A ditadura processou as “três Marias”, que receberam apoio feministas de todo o mundo. A filósofa francesa Simone de Beauvoir (1908-1986) organizou duas passeatas em Paris em defesa das portuguesas. Elas seriam julgadas em maio de 1974, mas, em 25 de abril a ditadura caiu.

— Não acho que eu seja uma poetisa erótica mais do que sou uma poetisa da liberdade. Não conheço coisa mais bonita que o prazer. Não compreendo por que foi tanto escândalo — disse ao Globo a autora de “Poemas eróticos” e “Azul cobalto”, publicados no Brasil pela Oficina Raquel. — Escrevo sobre o corpo porque tenho um corpo.

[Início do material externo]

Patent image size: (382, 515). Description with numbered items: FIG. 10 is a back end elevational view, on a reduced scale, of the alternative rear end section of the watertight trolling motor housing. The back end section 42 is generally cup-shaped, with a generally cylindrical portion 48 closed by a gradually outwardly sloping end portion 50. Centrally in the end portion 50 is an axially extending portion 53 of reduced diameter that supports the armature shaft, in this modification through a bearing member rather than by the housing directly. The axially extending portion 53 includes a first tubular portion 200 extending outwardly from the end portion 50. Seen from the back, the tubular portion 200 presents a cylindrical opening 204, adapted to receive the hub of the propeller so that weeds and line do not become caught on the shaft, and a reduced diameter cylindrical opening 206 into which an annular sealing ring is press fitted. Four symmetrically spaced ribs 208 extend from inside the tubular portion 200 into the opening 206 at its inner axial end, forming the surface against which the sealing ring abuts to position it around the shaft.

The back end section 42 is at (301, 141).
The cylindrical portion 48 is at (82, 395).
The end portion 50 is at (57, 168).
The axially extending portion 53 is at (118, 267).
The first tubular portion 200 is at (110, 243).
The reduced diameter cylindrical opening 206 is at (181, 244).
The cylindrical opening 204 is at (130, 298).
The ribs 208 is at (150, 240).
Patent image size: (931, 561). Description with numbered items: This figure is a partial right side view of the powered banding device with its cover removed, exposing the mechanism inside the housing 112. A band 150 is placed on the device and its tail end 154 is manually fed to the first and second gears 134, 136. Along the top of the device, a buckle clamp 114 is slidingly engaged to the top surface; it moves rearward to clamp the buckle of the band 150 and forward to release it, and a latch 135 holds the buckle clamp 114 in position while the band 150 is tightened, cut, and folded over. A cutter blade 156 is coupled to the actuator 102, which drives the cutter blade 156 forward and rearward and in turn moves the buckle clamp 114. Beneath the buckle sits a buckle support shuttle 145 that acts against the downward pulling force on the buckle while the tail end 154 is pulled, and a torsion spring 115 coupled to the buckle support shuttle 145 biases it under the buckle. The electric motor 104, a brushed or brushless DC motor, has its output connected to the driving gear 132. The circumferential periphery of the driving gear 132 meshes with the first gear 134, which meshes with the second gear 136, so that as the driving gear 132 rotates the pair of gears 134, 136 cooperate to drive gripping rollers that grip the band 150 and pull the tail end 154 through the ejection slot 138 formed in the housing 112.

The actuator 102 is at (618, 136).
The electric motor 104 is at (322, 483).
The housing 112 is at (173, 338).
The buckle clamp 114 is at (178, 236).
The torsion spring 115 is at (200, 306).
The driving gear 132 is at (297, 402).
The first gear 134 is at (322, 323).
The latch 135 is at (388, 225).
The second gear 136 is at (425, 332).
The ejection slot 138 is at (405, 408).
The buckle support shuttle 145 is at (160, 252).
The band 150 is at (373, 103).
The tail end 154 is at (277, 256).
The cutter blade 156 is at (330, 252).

Por que sou mulher não teria um corpo? Por que os homens podem escrever tudo?

"Poemas do Brasil"
Em 2016, Horta lançou em Portugal o romance em versos “Anunciações”, que imagina a relação de amor e sexo da Virgem Maria e do Arcanjo Gabriel. No ano seguinte, a obra lhe rendeu o quarto lugar do Prêmio Oceanos, empatada com o romancista brasileiro Bernardo Carvalho, autor de “Simpatia pelo demônio”.

Ela recusou o prêmio “por respeito pela Literatura, por respeito pelas minhas leitoras e os meus leitores, e sobretudo pelo respeito que devo a mim própria e à minha já longa obra”.

Horta veio duas vezes ao Brasil. Em 1974, lançou “As novas cartas” no Rio. Passou por São Paulo, onde participaria de um programa de rádio.

Mas foi-se embora quando soube que a entrevista seria vigiada por um censor da ditadura militar. No aeroporto, a caminho do Rio, foi abordada por dois brucutus, que lhe aconselharam a apressar sua volta a Portugal.

“No Brasil as pessoas desaparecem muito”, avisaram. Ela ignorou o conselho e passou mais dois dias por aqui.

Voltou ao país em 2007, quando foi homenageada num congresso de professores de Literatura Portuguesa, em São Paulo. Em seguida, fez uma viagem de carro com a professora Marlise Vaz Bridi, passando por Paraty e pelo Rio.

Horta passou toda a viagem escrevendo em pedaços de papel. Eram poemas melódicos, inspirados nas paisagens e em diálogo com a literatura brasileira (Clarice Lispector, Hilda Hilst, Cecília Meireles). Os “Poemas do Brasil” foram publicados em 2009 pela Brasiliense. O livro não foi editado em Portugal.

Em 2018, Horta compareceu remotamente da 16ª Festa Literária Internacional de Paraty (Flip).

Problemas de saúde a impediram de viajar de avião e a escritora participou por vídeo da mesa que juntou as brasileiras Laura Erber e Júlia de Carvalho Hansen.